Indian diplomats spin new web

Away from prying eyes, Indian government’s former and current foreign policy wonks have been sharpening their debate and airing their views on crucial issues in the virtual world.

Away from prying eyes, Indian government’s former and current foreign policy wonks have been sharpening their debate and airing their views on crucial issues in the virtual world.

For scores of Indian Foreign Service officials posted in India and abroad, the worldwide web has been The Great Enabler, bringing them closer not just to talk about their service issues, but for an interactive dialogue on larger foreign policy issues confronting the country.

“Unlike other central services, IFS is a rather small community, but still it was difficult to foster a sense of community as everybody was posted to disparate places across the globe,” said a senior IFS officer.

Started about four years ago, the closely-held and loosely moderated Google group of Indian Foreign Service officers has become a much-used sounding board.  The online message board has grown phenomenally, with over 500 members who have increased the average number of online messages to over five per day.

As a senior IFS officer put it, the posts have become a daily must-read for officials posted from Guangzhou to Chicago to catch up with the latest buzz in the small community of diplomats. “It has become an exceptional tool in building up institutional memory, especially for the junior officers, perhaps, who may not have a chance to interact or hear the candid views of senior officers,” he said.

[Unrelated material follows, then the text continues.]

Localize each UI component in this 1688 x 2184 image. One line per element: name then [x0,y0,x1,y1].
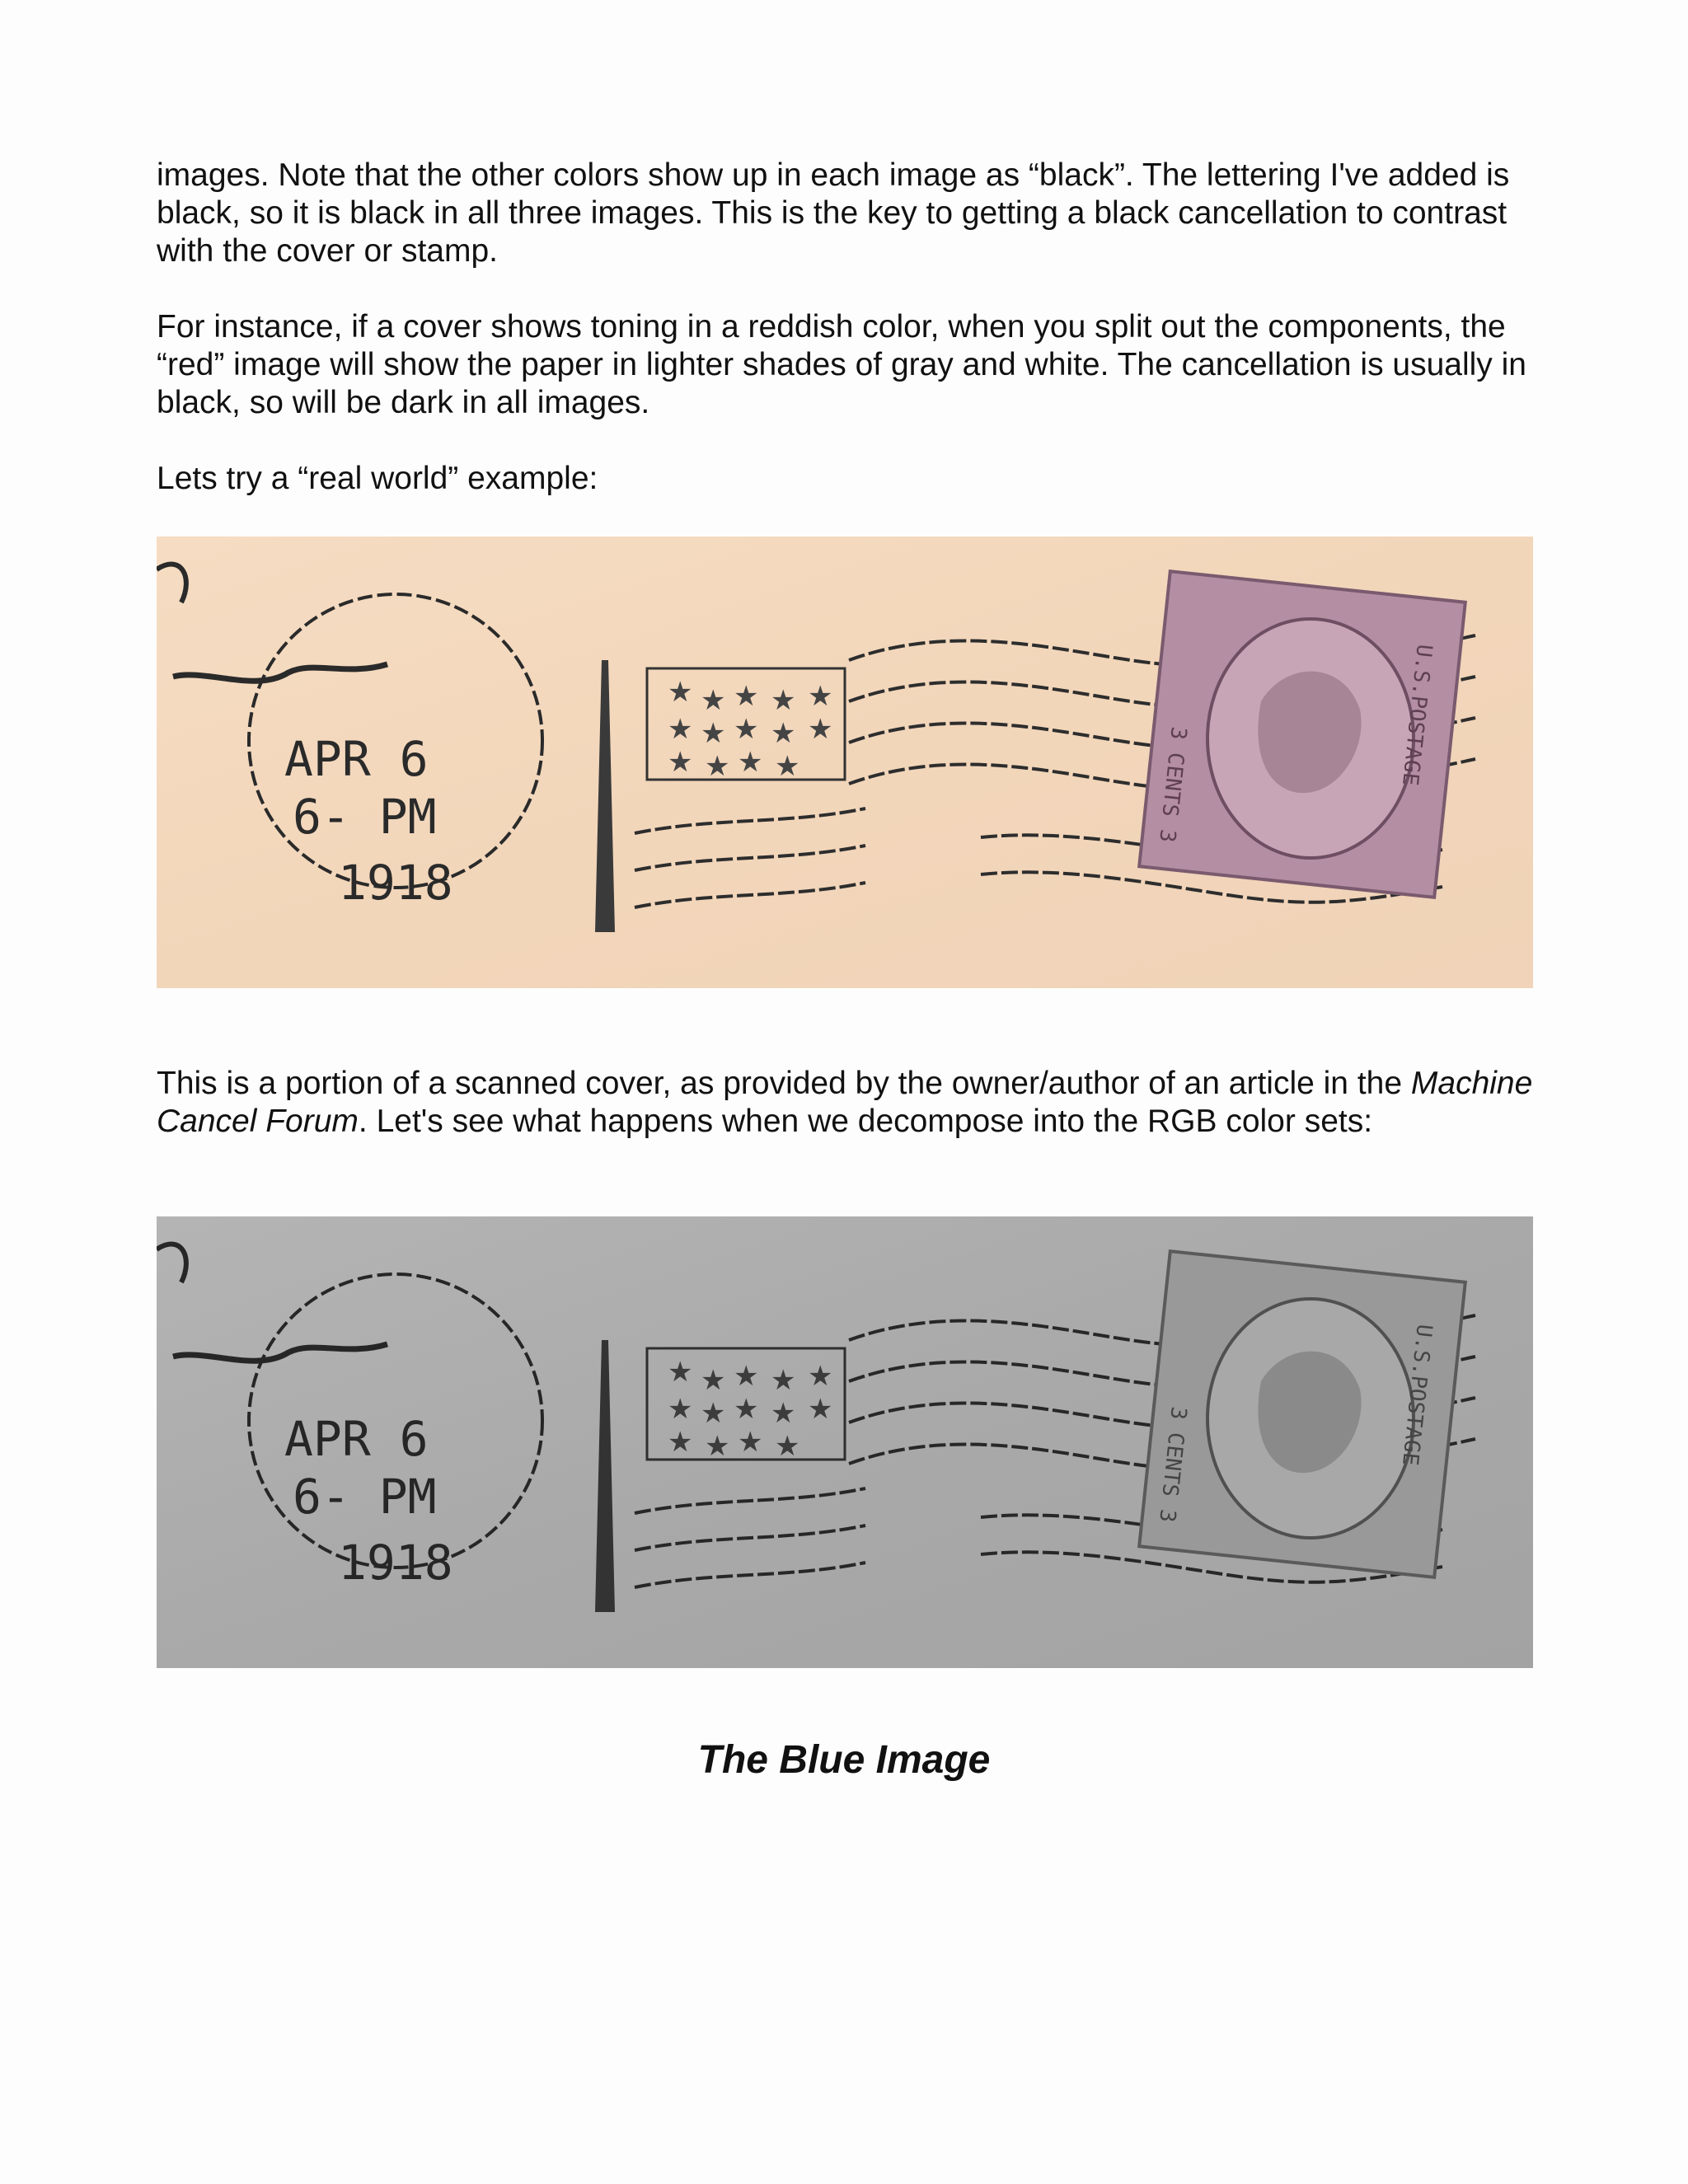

In recent months, with the 50th anniversary of the 1962 war passing, relations with China have been a hot topic in this exclusive online club. In fact, as one observer wrote, perhaps nothing “stimulated” the fervour among the members than discussions on India’s relations  with its northern giant.

Of course, there were differing takes on how to deal with China, which has become more aggressive in shaking the status quo in its disputes with other counties, as seen recently in the South China Sea and with Japan.

The most enthusiastic participation has been of retired IFS officers, especially foreign secretaries Shyam Saran and Kanwal Sibal. “With Taiwan and Japan we see China’s territorial hard posture with roots in geopolitics and China’s internal tensions. Our only answer is to build ourselves economically and militarily to make it difficult for China to continue to browbeat us periodically,” Sibal said on the forum.

National Security Advisor Shivshankar Menon chips in too sometimes with one-line observations made via his Blackberry phone. Recently, when a retired officer said that first Prime Minister Jawaharlal Nehru had been proved wrong on his China policy, Menon replied that it was an “oversimplification of breathtaking proportions and unfair to Nehru”, but added that expansion on this would require a face-to-face meeting.

With so many retired officers being frequent columnists and television experts, the conversations often feel like extensions of their views expounded publicly —with more scope to nuance them in the unmonitored forum.

While all officials have handled sensitive files, the forum has rather strict ‘guidelines’ on no classified information being disclosed through posts. The group also asks its members to exercise “extreme care” while writing their messages on active foreign policy issues that are sensitive by nature.